Training¶

The canonical training path in this repository is now the upstream OAT README-flash stack. The only active training launchers under ops/ are the baseline DR.GRPO path and the listwise maxent-explorer overlay on top of that same stack.

Canonical Launchers¶

Baseline DR.GRPO:

ops/run_oat_zero_exact_1p5b_upstream.sh
ops/slurm/train_understand_r1_zero_qwen2p5_math_1p5b_r1_readme_flash_node302.slurm

Listwise maxent-explorer:

ops/run_oat_zero_explorer_1p5b_upstream.sh
ops/slurm/train_understand_r1_zero_qwen2p5_math_1p5b_r1_readme_flash_explorer_node302.slurm

Use the baseline wrapper for the exact README-flash OAT setup:

sbatch ops/slurm/train_understand_r1_zero_qwen2p5_math_1p5b_r1_readme_flash_node302.slurm

Use the explorer wrapper for the listwise overlay on the same runtime:

sbatch ops/slurm/train_understand_r1_zero_qwen2p5_math_1p5b_r1_readme_flash_explorer_node302.slurm

Shared Runtime¶

Both launchers share the same runtime and bootstrap path:

upstream checkout: understand-r1-zero/
local python env: var/seed_paper_eval/paper310
launch-time flash-attn overlay
local extension module: oat_zero_ext/listwise.py
patched learner: understand-r1-zero/train_zero_math.py

Before launching, validate the runtime:

python tools/audit_oat_setup.py

Objective Routing¶

The baseline path stays on native OAT DR.GRPO.

objective=grpo
critic_type=drgrpo
prompt_template=r1

The explorer path is opt-in and only changes the learner objective:

objective=maxent_listwise
beta=0.0 by default; raise it only if you want the reference-weight term active
maxent_tau=0.5
maxent_q_temperature=2.0
train_batch_size_per_device=8 so prompt groups stay intact

The shared launcher validates listwise-only constraints before training starts, and the learner validates them again inside the OAT process. See OAT Upstream DR.GRPO for the full set of guardrails.

What Changed¶

The active training surface under ops/ has been reduced to the working OAT stack only. Older experiment orchestration has been retired from the active surface and moved under archive/trl/.

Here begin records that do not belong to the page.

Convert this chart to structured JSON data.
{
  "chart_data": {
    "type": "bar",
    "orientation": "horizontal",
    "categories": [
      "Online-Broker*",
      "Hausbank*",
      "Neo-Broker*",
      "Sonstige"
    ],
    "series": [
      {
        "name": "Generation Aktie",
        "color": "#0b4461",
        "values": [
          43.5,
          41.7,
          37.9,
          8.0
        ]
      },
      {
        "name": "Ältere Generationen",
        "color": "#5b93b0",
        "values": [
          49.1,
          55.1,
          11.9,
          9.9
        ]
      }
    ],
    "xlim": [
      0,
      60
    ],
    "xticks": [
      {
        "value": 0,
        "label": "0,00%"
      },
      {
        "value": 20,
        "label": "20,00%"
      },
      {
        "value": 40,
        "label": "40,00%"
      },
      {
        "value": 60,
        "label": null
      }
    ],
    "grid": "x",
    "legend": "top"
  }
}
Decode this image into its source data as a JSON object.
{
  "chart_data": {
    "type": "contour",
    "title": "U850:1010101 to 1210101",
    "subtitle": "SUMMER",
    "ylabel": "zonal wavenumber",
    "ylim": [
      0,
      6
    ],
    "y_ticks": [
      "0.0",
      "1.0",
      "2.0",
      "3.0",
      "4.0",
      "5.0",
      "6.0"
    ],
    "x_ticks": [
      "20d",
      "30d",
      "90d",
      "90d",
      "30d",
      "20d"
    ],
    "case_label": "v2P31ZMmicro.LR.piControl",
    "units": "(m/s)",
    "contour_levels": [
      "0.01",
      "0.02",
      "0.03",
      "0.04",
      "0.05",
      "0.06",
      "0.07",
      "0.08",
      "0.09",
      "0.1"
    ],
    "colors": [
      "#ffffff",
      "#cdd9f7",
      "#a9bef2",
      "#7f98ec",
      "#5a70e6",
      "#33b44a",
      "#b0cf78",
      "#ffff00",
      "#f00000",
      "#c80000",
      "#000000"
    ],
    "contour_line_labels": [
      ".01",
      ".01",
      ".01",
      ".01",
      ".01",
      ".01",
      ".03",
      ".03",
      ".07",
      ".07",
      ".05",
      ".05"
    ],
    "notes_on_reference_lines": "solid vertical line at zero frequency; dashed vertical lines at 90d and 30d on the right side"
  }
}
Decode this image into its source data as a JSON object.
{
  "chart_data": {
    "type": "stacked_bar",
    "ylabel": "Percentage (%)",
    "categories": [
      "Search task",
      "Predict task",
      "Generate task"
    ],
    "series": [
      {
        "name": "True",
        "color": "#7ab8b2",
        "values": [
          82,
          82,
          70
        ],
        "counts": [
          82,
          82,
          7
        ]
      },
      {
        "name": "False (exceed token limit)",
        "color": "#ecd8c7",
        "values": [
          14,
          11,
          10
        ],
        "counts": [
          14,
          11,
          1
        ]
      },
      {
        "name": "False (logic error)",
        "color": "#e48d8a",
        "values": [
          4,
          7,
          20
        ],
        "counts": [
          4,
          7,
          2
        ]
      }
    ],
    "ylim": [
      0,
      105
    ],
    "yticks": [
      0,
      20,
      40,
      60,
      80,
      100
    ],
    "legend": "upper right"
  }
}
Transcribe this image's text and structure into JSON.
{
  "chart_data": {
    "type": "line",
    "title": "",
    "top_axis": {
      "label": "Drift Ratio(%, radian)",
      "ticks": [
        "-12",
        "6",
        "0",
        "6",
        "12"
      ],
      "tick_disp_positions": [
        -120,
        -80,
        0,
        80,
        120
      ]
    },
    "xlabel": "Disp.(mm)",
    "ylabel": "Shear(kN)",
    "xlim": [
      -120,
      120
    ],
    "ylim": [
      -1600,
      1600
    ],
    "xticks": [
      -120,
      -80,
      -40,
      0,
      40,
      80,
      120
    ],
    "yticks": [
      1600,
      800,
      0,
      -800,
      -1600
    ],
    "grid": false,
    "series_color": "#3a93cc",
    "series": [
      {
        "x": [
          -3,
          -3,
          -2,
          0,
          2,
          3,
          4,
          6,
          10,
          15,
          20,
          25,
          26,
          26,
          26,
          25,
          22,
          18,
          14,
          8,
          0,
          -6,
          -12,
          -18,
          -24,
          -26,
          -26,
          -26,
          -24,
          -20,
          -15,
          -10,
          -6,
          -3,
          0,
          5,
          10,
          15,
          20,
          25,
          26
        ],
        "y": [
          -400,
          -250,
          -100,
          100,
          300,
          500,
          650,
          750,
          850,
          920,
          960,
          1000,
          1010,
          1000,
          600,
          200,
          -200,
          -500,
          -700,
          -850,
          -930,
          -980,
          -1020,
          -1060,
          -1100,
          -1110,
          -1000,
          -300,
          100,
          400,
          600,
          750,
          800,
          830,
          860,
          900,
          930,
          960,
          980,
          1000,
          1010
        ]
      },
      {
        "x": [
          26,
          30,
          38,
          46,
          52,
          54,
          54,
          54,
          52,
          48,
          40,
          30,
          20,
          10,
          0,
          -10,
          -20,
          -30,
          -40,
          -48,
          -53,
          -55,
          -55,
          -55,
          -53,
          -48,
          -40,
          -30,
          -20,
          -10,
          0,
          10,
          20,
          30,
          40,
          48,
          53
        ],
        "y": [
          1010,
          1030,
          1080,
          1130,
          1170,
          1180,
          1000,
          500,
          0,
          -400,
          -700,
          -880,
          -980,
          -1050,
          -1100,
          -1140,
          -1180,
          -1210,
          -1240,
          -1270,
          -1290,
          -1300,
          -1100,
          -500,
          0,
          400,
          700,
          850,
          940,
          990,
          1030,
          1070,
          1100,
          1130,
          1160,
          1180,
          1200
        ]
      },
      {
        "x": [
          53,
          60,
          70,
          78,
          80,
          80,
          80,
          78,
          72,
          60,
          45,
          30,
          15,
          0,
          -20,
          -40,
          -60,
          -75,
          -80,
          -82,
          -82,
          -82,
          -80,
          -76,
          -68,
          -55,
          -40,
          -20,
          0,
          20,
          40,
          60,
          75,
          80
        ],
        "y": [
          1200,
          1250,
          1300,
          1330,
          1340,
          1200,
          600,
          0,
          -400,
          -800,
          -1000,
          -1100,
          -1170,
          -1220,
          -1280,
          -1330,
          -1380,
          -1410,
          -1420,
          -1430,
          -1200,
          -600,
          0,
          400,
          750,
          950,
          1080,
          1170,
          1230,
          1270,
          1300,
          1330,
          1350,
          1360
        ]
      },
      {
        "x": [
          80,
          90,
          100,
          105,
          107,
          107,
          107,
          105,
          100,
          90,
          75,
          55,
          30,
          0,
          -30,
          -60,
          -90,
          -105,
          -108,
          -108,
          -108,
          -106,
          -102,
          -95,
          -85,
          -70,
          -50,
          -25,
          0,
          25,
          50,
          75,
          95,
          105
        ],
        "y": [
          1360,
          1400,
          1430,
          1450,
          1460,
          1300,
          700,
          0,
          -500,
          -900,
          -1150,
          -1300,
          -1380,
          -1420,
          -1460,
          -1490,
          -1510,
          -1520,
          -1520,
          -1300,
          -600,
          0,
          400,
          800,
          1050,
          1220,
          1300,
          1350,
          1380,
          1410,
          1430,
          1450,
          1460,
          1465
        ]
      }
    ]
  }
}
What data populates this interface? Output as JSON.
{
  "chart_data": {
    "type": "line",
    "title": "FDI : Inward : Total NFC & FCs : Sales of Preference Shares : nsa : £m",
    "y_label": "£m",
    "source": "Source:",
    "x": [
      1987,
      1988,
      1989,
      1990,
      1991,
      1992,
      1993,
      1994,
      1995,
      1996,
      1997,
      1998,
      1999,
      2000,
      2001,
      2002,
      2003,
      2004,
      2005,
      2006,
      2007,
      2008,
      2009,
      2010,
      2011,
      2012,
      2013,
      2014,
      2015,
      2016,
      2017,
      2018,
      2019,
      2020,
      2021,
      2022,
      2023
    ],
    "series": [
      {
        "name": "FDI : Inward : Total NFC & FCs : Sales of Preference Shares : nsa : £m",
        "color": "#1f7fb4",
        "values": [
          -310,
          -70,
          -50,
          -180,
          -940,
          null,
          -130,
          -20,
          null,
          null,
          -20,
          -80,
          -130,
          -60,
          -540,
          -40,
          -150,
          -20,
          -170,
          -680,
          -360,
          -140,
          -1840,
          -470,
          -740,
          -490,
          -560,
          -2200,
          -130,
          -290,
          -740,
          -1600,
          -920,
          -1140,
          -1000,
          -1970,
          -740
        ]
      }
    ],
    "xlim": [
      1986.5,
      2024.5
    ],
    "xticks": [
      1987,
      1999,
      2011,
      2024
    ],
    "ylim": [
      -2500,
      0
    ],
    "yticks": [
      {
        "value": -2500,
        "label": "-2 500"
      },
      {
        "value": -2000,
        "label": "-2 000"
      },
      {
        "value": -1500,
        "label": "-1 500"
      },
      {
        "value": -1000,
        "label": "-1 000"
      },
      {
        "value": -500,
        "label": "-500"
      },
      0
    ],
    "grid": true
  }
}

Archived material includes:

older TRL/Hydra orchestration wrappers
retired Slurm launchers for those wrappers
pre-canonical pure OAT launchers that used older layouts or assumptions

Archive Location¶

archive/trl/ops/
archive/trl/ops/slurm/

Those files are preserved for reference, but they are no longer the canonical way to launch training from this repository.